Facts of The Case
Mrs. Evelyn Gregory was the owner of all the shares of a company called United Mortgage Company (“United”). United Mortgage in turn owned 1,000 shares of stock of a company called Monitor Securities Corporation (“Monitor”).
On September 18, 1928, Mrs. Gregory created a new company called Averill Corporation (“Averill”). Three days after she created Averill, she had United transfer its Monitor stock to Averill and she had Averill issue all Averill shares to herself (not to United).
Mrs. Gregory now owned 100% of United, which no longer owned Monitor shares, and 100% of Averill, which only owned 1,000 shares of Monitor.
On September 24, Mrs. Gregory dissolved Averill and had all its assets — the 1,000 Monitor shares — distributed to herself. On the same day, she sold the Monitor shares to a third party for $133,333.33, but claiming cost of $57,325.45, she claimed that she should be taxed on a capital net gain on $76,007.88.

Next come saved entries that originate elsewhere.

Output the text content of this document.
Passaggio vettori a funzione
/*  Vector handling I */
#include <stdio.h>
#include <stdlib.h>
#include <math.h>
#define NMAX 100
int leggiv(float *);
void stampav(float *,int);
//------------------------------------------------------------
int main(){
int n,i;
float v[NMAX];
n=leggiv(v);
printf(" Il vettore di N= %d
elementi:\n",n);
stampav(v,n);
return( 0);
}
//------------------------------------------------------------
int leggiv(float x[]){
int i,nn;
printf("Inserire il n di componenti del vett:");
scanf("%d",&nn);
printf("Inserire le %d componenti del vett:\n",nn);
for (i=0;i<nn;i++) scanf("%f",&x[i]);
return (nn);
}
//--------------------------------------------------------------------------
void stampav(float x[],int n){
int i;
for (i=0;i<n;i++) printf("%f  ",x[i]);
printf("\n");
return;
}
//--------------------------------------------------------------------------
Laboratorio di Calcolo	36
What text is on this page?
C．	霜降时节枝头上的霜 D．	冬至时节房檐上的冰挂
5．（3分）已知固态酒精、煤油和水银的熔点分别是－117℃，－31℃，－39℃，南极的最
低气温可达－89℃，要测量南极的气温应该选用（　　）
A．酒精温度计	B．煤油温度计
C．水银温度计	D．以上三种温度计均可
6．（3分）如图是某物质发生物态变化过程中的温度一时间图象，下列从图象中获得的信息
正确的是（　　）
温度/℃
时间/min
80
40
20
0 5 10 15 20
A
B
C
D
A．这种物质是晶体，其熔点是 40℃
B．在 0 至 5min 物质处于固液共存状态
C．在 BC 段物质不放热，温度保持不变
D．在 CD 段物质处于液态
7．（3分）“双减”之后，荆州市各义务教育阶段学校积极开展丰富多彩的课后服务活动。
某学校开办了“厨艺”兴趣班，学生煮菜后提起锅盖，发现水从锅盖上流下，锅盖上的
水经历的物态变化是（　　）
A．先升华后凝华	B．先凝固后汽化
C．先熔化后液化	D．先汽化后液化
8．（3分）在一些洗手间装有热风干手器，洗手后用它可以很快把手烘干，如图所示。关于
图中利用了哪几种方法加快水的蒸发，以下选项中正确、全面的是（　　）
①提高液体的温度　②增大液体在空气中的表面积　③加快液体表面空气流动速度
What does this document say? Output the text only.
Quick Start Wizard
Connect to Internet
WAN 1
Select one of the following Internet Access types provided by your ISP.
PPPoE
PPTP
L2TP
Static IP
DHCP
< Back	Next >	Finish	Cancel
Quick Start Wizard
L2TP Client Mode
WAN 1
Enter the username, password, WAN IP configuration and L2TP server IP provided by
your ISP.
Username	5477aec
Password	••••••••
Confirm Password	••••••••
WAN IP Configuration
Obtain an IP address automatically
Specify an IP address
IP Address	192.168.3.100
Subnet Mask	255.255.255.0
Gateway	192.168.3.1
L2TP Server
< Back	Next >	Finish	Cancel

On her 1928 Federal income tax return, Mrs. Gregory treated the transaction as a tax-free corporate reorganization under section 112 of the Revenue Act of 1928, the tax statute applicable at that time. Indeed, the legal form of this convoluted set of transactions arguably appeared to qualify under the literal language of the statute.
However, the Commissioner of Internal Revenue (Mr. Guy Helvering) argued that in terms of economic substance there really was no “business reorganization” — that Mrs. Gregory, who controlled all three corporations, was simply following a legal form to make it appear to be a reorganization — so that she could dispose of the Monitor shares without having to pay a substantial income tax on the gain that otherwise would have been deemed to have been realized. The Commissioner determined that Mrs. Gregory had understated her 1928 income tax by over $10,000.